I came to the U.S. as a student in 2011. In the departure orientation at the United States Educational Foundation in Pakistan, we were told to be prepared for a cultural shock and to explain our country and culture to American and other students from around the world. I was amazed by the embrace I received in the US, from my university administration to students to ordinary Syracuse residents, who smiled and said hello as I daily walked to school. The cultural shock and “missing home’ blues I was waiting for never arrived. Having grown up on a regular dose of Hollywood movies, TV sitcoms, and American music, little surprised me except that boiled corn on the cob is eaten with butter on it. Ironically, I felt more at home in a foreign land than I ever felt in my own country.
Years ago, I remember standing with a group of cousins, all of us 7-8 years in age, comparing the color of our hands, the fairest being the most beautiful. I was dejected because I had the darkest skin. The message of dark being ugly was so consistent that in family functions, I started hiding my feet, which were darker than the rest of my body. Every night I prayed to God to make me beautiful, i.e. fair. I used to wonder about a very dark girl at school, who was very confident and even had fair-skinned friends. May be she’s from an educated and wealthy family, I would think, which is why her complexion doesn’t bother her.
My own father was a bicycle repair mechanic. As children we used to deliver lunch at his shop where he sat on the mud floor to repair tire punctures or adjust seat or correct wheel alignment in bicycles that people brought to him. Every night my mother would wash his smelly outfit soiled in mud, grease and grime from the cycles he repaired. This was in stark contrast to the clean starched, ironed clothes that the middle class parents of my class fellows worked in. Despite his humble means, my father made sure to send us to a private English-medium school, where middle class parents sent their children.
I wasn’t aware at first, but over the year one incident after another demonstrated I was different from my classmates. My parents understood only a few words of English, while parents of other children communicated in refined English. My mother wore a burqa (black robe that covered her from head to toe, including face); other mothers didn’t even cover their heads.

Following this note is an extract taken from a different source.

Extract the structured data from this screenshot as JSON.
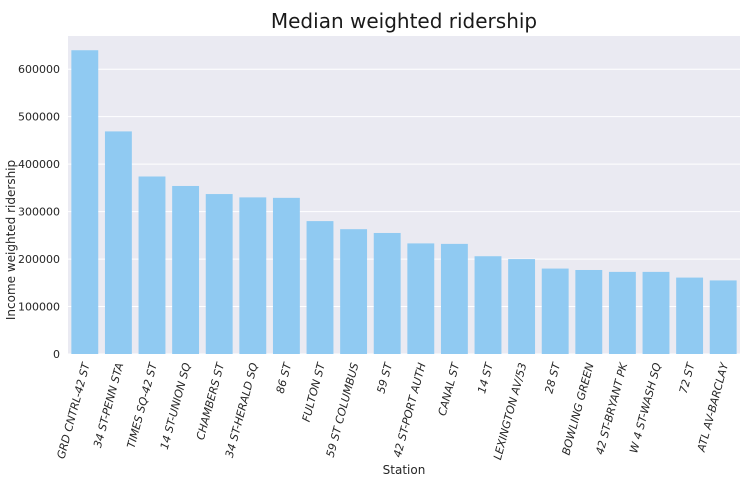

I knew all of my classmates lived in beautiful, well-furnished homes in nice neighborhoods. Most probably they had their own rooms, or that’s what I imagined. In contrast, I lived in a three-room accommodation in a noisy neighborhood with my parents, four younger siblings and grandmother. I never dared to invite school friends home.
I wanted people to think well of me, so I sometimes pretended what I was not. Other times, I would edit details of what was happening at our house to make it look good to my friends. It was like walking on a tightrope because some things I couldn’t simply pretend. For instance, I couldn’t pretend that my parents had a car, because I was daily seen standing on a bus stop near school to go home. Years later, when my father went to drop off my sister at a prestigious university in Islamabad, I requested him not to share with anyone what he did for a living, because it would spoil her “image’ at her department. We felt so vulnerable to what others thought or said about us that we never ever dared to be ourselves.
My experiences in the U.S. offered me some insights into how to live with one’s difference. When we first experience
stares, whispers or other gestures of disapproval, it creates bad feelings and sensations in our body. These responses get stored in our subconscious mind and are triggered when we think about old instances or imagine futures events that might evoke disapproval. This correlation between what people are thinking and bad feelings could be broken though. The first step is to accept oneself. In the US, I wore my difference on the sleeve and did not really care what others were thinking. It looks like the embrace I received was actually the embrace I gave myself. But it is not easy to shed the baggage of old thinking patterns. I still felt bad when I thought about my home in Pakistan. I am grateful for having had the opportunity to read Meg’s blog, which showed me how to love and accept oneself completely, unconditionally.